My last post is getting a lot of traffic and I know it's not because people want to hear me complain!... you're just checkin' to see if I've had our wee little one.
Well, not yet.
So I thought I'd post about a few things that are keeping me sane.
I made a few hair accessories.
I can't believe I've made it so many months and I've just now made some.
I feel like one of the only things that could make this pregnancy seem longer is bad/HOT weather. This last week has been perfect and for that I am SO thankful for. We play outside a lot and that makes the days go by a little faster.
I've been reading lots of books. And the monthly Ensigns and conference issues cover to cover. The Book Thief was 550 pages and I read it in a week. That's probably some sort of record for me.
(The book was thoroughly entertaining but I was surprised at how much bad language there was considering it was a young adult book)
I've been getting lots of texts and comments that make 39 weeks bearable. Plus we went to Organ Stop Pizza with some friends on Monday and that was pretty cool. Then they took us to Bahama Bucks for shaved ice and shakes. We're big fans and I'm sure we'll be going there lots this summer.
Everett has been asking for Papa for a few weeks so he came and spent the day with us today. It was so nice... I'm not sure what's up with Everett's "smile" though!
I love that man.
I know I said that I was starting to hate him but it's mostly because at 39 weeks you start to hate everything. Jake came with me to my appointment yesterday where I poured out my heart and soul to him and told him that I would die if he didn't induce me. I told him I was ready to have the baby right there in his office. (Jake said I did a great job of expressing how I felt!) But because I am low risk (there is nothing "wrong" with me or the baby) that the hospital literally won't let you even schedule an induction until your due date (which is actually something they told us on our hospital tour so I know he wasn't making it up).

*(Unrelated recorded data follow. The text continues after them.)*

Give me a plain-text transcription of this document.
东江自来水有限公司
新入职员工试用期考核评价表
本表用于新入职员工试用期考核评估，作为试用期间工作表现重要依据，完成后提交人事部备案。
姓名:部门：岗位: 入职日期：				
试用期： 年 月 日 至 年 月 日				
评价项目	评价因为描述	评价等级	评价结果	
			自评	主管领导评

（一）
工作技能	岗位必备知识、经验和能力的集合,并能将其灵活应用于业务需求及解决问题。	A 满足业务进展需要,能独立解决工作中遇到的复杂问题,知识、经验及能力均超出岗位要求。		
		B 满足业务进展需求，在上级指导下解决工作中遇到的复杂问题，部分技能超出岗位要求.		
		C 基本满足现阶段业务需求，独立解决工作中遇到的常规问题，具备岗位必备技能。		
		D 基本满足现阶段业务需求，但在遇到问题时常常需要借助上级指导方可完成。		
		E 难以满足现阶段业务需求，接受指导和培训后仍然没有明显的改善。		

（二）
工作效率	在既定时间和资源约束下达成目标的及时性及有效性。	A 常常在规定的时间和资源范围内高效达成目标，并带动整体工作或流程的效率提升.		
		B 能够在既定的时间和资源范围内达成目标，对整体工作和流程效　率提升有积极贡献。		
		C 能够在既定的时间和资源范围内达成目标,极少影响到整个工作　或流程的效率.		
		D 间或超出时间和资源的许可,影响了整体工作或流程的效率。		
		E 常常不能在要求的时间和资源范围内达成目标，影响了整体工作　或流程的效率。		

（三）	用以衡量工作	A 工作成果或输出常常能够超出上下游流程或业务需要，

So I am on the schedule for Sunday. Every single one of my fingers and toes are crossed that they will have a room/bed open for me because if lots of ladies come in that are in labor earlier that day then I am the one that will be sent home.
That is, of course, if I don't go into labor sooner... which I am starting to doubt. He stripped my membranes again and did a fantastic job (it hurt like 10 times more than last week) and he said that I was dilated to a 4. About two hours later I lost my mucus plug. I was ready for contractions any second. Nothing.
Last night was even stormy with lightning and thunder. Today it's been raining like CRAZY and still nothing. Isn't a storm supposed to bring babies?! I think my uterus is broken. (I'm sure I won't be saying the same thing once labor does start!)
(Our grass is completely flooded again and our huge shade umbrella ended up at the bottom of our pool. See, big storm... where's the baby?!)
At least we're enjoying the storm one way or another.
And just for fun, here's the difference in 30 weeks.
Lol, I can't even believe that I actually got that shirt onto my body!
(And don't you just love how you totally feel "huge" and that it's OBVIOUS you're expecting even in your first trimester and then when you make it to the very end you look back and think "I would die to be that small right now!" I'm starting to wonder if I will ever be that small again even though at the time I thought I was about to explode!)